Rooms also have balconies, but unless you have a high room facing the ocean, you'll have a poor view. Beachfront properties also partially block the ocean for rooms that do overlook the ocean. There are suites available, the only difference being the living room area with couch, chair and another desk and flat-screen television. All rooms have free Wi-Fi, an in-room safe and an MP3 clock radio.
Surrounding construction can also be heard from some of the rooms, particularly those in lower-level rooms.
The standard Waikiki selection -- pool, gym, business center and parking
The Beachcomber's most unique features are its surfing museum and magic show (see Entertainment, below). There's a small but pleasant mosaic-tiled pool, which is adjacent to a hot tub; there are several comfortable loungers and umbrella shades on the deck. For guests that really want to relax, the Spa La Cure has massage services.
The small fitness center is bright, open and has Precor cardio machines -- two treadmills, an elliptical, and a bike -- with personal video monitors and headphones, a perk you usually see only at luxury hotels. The business center is just five computers against a wall off the lobby, but there's free Wi-Fi throughout the hotel. The reception desk is open 24/7 and there's a concierge activity desk that will help guests plan an outing.
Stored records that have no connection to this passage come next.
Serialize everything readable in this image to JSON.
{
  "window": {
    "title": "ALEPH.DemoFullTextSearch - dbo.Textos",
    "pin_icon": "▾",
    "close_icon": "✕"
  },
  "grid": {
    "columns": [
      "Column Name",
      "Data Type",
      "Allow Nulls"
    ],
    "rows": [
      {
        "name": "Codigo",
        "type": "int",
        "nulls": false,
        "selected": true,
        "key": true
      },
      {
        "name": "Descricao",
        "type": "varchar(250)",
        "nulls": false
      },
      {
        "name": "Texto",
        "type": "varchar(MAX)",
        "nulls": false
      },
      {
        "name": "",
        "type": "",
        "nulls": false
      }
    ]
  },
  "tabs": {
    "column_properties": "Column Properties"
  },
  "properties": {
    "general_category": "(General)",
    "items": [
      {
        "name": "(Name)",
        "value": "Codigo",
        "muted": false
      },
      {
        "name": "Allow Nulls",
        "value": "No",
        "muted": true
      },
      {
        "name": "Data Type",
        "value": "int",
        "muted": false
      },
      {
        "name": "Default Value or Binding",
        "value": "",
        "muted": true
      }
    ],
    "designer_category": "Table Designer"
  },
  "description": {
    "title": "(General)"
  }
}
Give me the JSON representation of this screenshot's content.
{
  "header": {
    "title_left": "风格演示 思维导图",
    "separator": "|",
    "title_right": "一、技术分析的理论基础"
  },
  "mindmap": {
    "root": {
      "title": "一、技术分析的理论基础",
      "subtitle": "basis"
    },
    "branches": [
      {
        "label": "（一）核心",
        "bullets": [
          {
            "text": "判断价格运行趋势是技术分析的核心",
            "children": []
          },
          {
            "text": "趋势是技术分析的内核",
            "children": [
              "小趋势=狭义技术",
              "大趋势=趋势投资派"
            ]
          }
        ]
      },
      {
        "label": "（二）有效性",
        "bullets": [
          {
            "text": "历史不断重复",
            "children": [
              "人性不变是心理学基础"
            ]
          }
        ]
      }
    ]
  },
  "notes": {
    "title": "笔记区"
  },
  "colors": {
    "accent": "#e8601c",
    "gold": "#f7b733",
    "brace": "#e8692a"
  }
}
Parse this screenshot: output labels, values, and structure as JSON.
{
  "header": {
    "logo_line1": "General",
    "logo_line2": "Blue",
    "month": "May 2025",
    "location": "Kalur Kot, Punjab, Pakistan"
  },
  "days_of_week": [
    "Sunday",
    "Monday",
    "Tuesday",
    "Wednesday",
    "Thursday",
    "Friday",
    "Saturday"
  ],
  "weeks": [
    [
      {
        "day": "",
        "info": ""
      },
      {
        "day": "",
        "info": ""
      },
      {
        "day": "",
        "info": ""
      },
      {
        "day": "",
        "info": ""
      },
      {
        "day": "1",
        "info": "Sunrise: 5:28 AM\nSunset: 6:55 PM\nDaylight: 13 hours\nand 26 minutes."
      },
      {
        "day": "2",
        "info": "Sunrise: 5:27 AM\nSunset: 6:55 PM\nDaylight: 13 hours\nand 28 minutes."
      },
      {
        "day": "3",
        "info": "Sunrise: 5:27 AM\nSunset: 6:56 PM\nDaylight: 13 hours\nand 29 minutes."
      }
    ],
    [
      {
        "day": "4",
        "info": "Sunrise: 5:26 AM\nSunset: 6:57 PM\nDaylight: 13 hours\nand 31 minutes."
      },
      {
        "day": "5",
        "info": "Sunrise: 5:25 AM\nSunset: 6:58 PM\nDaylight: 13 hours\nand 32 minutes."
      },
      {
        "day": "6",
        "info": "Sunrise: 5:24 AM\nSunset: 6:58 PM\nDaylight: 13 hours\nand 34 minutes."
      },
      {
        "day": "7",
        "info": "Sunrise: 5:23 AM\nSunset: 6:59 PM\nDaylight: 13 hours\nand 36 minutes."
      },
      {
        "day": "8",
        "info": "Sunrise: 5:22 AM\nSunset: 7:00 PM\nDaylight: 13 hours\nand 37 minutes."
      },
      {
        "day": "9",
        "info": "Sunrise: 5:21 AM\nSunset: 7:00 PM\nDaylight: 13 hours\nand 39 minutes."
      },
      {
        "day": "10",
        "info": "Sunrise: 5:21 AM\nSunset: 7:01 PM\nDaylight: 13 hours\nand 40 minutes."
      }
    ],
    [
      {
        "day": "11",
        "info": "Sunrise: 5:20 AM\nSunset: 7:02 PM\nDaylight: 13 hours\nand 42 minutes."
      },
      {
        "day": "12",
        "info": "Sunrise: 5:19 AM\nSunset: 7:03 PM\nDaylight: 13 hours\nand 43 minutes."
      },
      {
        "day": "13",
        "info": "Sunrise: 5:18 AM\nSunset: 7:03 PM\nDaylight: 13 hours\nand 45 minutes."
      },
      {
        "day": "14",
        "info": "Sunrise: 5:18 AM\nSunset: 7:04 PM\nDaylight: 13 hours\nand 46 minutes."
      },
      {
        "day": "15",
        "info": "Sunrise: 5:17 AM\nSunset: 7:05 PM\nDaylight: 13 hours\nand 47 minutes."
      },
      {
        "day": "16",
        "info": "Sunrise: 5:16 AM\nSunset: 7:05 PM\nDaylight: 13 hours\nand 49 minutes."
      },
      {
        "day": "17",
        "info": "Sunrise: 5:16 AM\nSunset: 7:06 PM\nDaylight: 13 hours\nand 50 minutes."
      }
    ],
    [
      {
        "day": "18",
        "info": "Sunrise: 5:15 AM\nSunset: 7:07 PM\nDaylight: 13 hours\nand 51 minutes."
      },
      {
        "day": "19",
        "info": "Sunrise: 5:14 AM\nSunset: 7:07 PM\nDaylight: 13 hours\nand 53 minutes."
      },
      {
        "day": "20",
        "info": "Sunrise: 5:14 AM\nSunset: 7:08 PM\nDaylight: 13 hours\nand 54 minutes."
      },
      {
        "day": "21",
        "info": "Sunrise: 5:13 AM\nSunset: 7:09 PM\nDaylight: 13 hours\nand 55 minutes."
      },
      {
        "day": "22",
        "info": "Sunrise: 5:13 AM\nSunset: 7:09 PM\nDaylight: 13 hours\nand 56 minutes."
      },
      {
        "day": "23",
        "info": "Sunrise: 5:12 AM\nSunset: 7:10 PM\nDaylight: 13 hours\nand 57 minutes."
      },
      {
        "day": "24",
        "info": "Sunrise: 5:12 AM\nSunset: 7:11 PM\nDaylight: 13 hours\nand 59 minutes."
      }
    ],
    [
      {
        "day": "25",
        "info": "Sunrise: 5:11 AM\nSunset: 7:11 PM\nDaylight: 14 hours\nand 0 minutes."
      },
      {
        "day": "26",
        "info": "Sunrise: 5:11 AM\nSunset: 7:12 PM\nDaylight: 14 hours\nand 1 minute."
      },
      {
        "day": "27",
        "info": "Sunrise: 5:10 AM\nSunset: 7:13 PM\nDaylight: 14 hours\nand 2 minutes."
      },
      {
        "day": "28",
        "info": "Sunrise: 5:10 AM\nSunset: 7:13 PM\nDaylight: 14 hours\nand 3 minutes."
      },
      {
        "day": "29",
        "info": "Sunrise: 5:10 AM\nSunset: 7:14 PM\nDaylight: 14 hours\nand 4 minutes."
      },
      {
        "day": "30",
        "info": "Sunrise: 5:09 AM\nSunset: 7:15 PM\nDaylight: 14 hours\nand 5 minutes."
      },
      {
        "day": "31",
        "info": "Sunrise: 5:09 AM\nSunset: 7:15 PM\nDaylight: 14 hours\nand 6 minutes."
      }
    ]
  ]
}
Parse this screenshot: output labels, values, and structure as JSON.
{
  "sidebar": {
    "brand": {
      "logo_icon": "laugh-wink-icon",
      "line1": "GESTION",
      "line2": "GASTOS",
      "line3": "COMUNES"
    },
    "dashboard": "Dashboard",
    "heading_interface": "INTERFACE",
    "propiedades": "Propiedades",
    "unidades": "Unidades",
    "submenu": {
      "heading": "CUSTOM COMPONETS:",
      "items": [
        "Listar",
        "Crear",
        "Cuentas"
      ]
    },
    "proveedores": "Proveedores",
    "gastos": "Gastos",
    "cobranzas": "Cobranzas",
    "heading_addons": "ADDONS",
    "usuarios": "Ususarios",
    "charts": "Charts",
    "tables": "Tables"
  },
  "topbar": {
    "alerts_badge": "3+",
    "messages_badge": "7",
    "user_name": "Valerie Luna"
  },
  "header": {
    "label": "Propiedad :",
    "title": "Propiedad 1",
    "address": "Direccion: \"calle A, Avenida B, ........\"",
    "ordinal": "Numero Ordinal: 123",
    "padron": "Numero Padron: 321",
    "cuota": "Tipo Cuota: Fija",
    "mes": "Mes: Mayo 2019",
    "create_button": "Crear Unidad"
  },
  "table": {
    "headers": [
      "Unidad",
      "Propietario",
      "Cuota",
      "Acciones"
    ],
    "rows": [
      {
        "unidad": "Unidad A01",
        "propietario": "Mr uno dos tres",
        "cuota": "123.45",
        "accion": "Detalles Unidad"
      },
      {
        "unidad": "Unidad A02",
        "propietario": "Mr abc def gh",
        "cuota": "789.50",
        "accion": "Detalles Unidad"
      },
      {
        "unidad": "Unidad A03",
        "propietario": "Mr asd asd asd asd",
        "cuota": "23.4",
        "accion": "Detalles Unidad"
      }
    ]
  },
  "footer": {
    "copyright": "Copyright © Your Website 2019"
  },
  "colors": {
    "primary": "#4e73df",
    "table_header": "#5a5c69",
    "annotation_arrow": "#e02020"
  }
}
For shoppers, Macy's is on the ground floor; there's also a fine jewelry store and a marketplace to buy snacks, souvenirs and liquor. Meeting rooms and a coin-operated laundry room is also at the hotel. There's valet parking available, but at a hefty fee.
A surfing museum and nightly magic show add a dose of fun to the Beachcomber experience.
For the past 10 years, the Beachcomber has played host to the Magic of Polynesia, a 75-minute magic show conceived by renowned illusionist and Hawaii native John Hirokawa. Assisted by a cadre of comely young ladies in coconut bras and their beefy, loin-clothed male counterparts, Hirokawa performs a dozen or so dramatic tricks, many of the make-a-person-or-large-inanimate-object-disappear-and-then-reappear-in-a-different-place-onstage variety. The flair is Copperfield-esque.
A fine, though not exceptional, place for the kids
The Beachcomber does little to cater to children -- no kids' club, no organized activities -- but at least the young ones will dig the surfing museum and magic show, which has reduced rates for children ages four to 11. Usually there's plenty of kids splashing around in the pool.
A popular bar and restaurant, Jimmy Buffett's, that also serves a pretty good breakfast for Beachcomber guests
The hotel's restaurant, Jimmy Buffett's, rivals Duke's at the Outrigger and the Cheesecake Factory across the street as the most popular restaurant in Waikiki. Gourmet it ain't, but it's hard not to enjoy yourself, especially at night, when the band takes the stage. The act rotates throughout the week, and supposedly Jimmy himself makes an appearance now and then. Fake palm trees, sunset hues, quirky signage ("ALL TRESPASSERS WILL BE (OFFERED A) SHOT"), and a video of a remote tropical beach projected onto the wall opposite the real beach add to the cheesy but fun atmosphere.
In 2008, the 496-room Holiday Inn Waikiki Beachcomber Resort completed a $21-million overhaul to create this modern, tropical-inspired hotel. The rooms are generically decorated, but are clean, spacious and have a balcony. Although it's not a waterfront property, it's a 2-minute walk down to the gorgeous beach and in the heart of a busy shopping and dining area. It's a middle-range property, outfitted with basic amenities and an on-site restaurant. For guests that don't want to overpay for beachfront real estate (that would be the Outrigger Waikiki across the street), the Beachcomber is a solid choice.